Hubo una vez un rey que deseaba poseer el gallo de pelea más fuerte y temido del reino. Para ello, encomendó a su mejor domador la tarea de entrenar a un ejemplar formidable.
El domador eligió a un gallo vigoroso, de porte imponente y espíritu indomable, pero su bravura era aún descontrolada, encendida por el más mínimo desafío. Pasados diez días, el rey, impaciente, preguntó:
—¿Ha llegado el momento? ¿Puedo ya organizar su primer combate?—No todavía, mi señor. —respondió el domador— Su fiereza sigue siendo ciega y apasionada; cada vez que oye el canto del gallo de la aldea vecina, se encoleriza y pierde el control. Aún no es digno de la lucha.
El rey asintió y permitió que el entrenamiento continuara. Diez días después, volvió a indagar:
—¿Está listo ya?—Ha mejorado, majestad. —dijo el domador— Su furia no es tan inmediata, aunque aún se estremece y su cuerpo delata el impulso del combate. La emoción lo domina, aunque con menor ímpetu.

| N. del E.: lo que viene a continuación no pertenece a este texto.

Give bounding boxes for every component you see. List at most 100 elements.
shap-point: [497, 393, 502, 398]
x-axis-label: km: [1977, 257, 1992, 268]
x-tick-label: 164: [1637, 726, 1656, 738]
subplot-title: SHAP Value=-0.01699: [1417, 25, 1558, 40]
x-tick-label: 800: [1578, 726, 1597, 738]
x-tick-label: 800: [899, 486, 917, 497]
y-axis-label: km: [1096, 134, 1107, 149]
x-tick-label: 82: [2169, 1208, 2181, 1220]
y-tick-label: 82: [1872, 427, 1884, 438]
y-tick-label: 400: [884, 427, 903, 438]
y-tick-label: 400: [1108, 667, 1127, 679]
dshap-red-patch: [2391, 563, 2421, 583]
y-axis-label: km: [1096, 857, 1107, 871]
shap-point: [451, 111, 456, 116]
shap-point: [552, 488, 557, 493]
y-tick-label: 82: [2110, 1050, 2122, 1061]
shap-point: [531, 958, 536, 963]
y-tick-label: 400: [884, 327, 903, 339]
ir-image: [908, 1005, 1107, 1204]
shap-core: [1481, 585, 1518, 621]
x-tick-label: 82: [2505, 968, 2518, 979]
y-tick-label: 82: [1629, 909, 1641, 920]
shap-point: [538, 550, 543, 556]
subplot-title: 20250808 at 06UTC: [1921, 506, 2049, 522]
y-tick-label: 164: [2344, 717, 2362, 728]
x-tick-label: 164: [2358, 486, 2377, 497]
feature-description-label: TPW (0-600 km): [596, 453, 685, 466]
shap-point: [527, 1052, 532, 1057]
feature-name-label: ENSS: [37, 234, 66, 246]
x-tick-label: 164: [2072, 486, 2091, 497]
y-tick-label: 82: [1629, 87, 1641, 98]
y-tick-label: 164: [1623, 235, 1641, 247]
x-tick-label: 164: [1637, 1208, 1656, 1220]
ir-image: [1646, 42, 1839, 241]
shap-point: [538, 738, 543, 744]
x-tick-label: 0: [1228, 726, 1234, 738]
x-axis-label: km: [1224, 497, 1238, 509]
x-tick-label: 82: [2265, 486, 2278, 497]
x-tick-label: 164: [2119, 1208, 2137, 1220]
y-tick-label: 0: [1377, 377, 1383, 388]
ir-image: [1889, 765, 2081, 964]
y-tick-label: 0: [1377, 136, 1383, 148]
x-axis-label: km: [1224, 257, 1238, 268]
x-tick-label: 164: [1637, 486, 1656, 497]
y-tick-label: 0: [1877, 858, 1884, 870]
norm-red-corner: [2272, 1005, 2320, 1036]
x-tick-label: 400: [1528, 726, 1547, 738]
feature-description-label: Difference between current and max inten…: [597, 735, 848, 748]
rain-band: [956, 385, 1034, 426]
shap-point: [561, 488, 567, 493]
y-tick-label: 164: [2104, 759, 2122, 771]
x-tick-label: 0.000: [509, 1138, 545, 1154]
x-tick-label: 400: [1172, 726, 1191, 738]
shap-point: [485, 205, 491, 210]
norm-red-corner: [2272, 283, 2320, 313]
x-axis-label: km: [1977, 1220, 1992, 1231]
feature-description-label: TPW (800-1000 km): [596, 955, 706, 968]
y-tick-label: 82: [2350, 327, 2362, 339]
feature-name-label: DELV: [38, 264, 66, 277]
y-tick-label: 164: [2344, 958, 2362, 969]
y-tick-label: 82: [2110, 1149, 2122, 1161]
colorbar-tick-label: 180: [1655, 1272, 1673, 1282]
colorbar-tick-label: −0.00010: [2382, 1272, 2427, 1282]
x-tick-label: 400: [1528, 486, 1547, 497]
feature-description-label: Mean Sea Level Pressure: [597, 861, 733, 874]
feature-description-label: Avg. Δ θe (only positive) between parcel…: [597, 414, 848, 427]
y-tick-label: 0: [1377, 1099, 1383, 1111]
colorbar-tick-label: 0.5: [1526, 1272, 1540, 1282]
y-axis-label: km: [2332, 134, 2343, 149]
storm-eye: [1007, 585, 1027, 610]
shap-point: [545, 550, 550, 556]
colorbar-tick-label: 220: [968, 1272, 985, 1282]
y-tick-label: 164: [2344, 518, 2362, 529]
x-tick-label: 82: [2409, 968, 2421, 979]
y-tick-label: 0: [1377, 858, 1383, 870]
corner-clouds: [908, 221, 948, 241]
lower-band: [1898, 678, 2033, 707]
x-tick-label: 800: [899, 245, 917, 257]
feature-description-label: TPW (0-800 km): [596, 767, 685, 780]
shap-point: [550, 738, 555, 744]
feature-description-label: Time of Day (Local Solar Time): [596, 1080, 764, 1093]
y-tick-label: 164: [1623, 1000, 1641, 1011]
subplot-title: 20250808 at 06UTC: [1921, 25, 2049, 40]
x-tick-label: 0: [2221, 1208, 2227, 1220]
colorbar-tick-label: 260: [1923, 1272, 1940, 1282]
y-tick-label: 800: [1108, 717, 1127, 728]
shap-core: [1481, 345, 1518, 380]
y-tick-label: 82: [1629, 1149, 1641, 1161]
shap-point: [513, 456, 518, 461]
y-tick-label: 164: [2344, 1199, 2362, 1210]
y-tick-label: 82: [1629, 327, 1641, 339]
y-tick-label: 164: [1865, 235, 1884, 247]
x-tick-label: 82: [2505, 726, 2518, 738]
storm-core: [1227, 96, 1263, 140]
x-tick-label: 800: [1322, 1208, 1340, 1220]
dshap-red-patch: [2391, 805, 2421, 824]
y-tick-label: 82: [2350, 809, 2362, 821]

El rey, intrigado, accedió a esperar. Tras otros diez días, insistió una vez más:
—¿Y ahora? ¿He de ver finalmente la grandeza de mi gallo?—Ahora su espíritu está templado. —respondió el domador— No se inquieta con el canto ajeno ni se deja llevar por la provocación. Se mantiene erguido, sereno, con la energía contenida en su interior. No necesita demostrar su poder, pues su sola presencia inspira respeto.
Convencido de que el gallo estaba listo, el rey ordenó el combate. Sin embargo, cuando el rival lo vio, no hubo lucha: el otro gallo, temeroso, se escabulló sin siquiera alzar la vista.
El rey entonces comprendió que la verdadera fuerza no radica en la furia del combate, sino en el dominio de uno mismo.